Profit-sharing plans allow employers to make discretionary, tax-deductible contributions for their employees. However, profit-sharing plans provide employers with more control over eligibility requirements and vesting schedules.
Advantages of a Profit-sharing Plan
- High Contribution Limits – For 2013, employers may contribute up to the lesser of 25 percent compensation or $51,000.
- Choice – The amount of the contribution can change from year to year and is up to the employer to determine (called a “discretionary” contribution).
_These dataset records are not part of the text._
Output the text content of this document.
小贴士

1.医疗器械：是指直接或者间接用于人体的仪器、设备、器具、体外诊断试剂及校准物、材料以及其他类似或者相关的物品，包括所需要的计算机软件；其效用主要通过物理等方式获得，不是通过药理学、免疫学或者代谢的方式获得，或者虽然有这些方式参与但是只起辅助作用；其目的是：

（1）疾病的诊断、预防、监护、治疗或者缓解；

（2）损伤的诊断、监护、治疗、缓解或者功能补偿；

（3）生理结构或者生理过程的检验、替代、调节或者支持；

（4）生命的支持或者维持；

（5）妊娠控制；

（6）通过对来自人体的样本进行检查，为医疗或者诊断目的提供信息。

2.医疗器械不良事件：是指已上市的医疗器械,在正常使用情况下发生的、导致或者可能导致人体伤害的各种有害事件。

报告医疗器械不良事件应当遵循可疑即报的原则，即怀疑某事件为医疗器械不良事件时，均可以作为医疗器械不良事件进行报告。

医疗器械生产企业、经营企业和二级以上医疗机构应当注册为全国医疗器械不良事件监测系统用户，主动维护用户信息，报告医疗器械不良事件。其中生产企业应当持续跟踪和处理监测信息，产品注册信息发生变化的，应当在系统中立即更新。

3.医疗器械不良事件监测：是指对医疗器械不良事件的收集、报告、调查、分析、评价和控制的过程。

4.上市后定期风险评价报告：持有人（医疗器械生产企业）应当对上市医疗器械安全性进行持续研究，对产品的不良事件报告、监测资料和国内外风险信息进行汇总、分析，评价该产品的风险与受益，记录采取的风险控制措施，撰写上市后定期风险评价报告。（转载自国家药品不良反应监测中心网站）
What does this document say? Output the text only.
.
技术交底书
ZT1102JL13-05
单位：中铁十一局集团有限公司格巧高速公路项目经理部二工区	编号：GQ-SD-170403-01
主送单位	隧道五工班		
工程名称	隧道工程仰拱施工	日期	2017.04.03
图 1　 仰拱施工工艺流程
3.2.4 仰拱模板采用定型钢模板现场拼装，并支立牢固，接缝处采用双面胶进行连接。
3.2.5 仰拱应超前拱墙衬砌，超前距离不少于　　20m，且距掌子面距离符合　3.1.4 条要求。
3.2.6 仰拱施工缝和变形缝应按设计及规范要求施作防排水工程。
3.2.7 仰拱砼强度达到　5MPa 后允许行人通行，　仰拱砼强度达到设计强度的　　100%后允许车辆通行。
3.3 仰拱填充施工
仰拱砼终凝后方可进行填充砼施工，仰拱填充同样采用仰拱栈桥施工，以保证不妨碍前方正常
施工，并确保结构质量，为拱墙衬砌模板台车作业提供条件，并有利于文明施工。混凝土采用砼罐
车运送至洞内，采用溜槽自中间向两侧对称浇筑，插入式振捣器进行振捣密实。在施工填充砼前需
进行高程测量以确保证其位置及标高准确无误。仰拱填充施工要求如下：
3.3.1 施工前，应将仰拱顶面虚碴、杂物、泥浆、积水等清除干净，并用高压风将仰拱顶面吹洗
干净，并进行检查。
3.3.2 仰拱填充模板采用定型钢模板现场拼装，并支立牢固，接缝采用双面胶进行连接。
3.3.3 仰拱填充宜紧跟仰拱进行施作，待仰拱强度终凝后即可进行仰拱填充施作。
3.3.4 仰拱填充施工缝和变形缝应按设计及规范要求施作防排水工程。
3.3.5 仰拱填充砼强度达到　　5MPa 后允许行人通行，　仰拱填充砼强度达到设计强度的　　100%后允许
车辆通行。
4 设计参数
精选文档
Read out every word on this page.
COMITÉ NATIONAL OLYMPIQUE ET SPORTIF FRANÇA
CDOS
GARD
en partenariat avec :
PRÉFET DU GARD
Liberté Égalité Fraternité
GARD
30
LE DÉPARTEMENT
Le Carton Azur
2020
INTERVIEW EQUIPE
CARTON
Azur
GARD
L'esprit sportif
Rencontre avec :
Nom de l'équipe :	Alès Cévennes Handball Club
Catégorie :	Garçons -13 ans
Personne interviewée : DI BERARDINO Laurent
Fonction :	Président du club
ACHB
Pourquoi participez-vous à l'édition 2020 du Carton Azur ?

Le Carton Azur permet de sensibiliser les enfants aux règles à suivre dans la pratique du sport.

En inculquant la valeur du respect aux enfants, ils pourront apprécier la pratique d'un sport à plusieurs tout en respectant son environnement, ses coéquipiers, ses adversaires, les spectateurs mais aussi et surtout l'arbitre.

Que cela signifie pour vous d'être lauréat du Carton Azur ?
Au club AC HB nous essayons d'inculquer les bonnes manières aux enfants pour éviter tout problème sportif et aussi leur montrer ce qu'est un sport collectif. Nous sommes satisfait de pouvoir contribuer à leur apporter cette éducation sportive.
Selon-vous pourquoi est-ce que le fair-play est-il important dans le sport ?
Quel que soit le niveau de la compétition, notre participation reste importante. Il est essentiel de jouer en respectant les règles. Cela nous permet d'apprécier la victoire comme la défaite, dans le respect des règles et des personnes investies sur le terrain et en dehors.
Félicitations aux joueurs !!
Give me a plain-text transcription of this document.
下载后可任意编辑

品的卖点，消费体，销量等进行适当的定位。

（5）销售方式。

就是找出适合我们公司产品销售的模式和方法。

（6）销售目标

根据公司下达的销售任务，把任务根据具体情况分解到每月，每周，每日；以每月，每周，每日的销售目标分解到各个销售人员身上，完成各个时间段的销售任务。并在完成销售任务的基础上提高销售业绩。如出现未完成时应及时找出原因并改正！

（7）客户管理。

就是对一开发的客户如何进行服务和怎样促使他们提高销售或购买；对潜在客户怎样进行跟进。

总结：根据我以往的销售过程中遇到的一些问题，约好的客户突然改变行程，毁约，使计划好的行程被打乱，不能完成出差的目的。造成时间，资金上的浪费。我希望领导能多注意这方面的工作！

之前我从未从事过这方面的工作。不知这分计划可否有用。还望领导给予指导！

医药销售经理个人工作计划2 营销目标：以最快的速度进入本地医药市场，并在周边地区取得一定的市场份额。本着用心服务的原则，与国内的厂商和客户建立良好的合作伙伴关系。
- Integration Permitted – Contributions may either be a flat percentage of each employee’s compensation, or they may be integrated with the Social Security taxable wage base ($113,700 for 2013). Employees earning more than this receive a greater portion of the contribution to compensate for the smaller percentage of Social Security benefits they accrue.
- Flexibility – Employer may establish a vesting schedule and decide whether or not to make loans and hardship withdrawals available to participants.
- Eligibility – Part-time and seasonal employees may be excluded with eligibility requirements.
Other Profit-sharing Plan Considerations
- Subject to ERISA reporting.
- Moderate administration.
- In general, the same percentage of compensation must be contributed on behalf of all participants.
- Instead of having a separate profit-sharing plan, it is possible to include a profit sharing provision within a 401(k) plan. For 2013, if a profit-sharing feature is offered in conjunction with a 401(k) plan, the combination of employee deferrals and employer contributions (including matching contributions) is the lesser of $51,000 or 100 percent of compensation.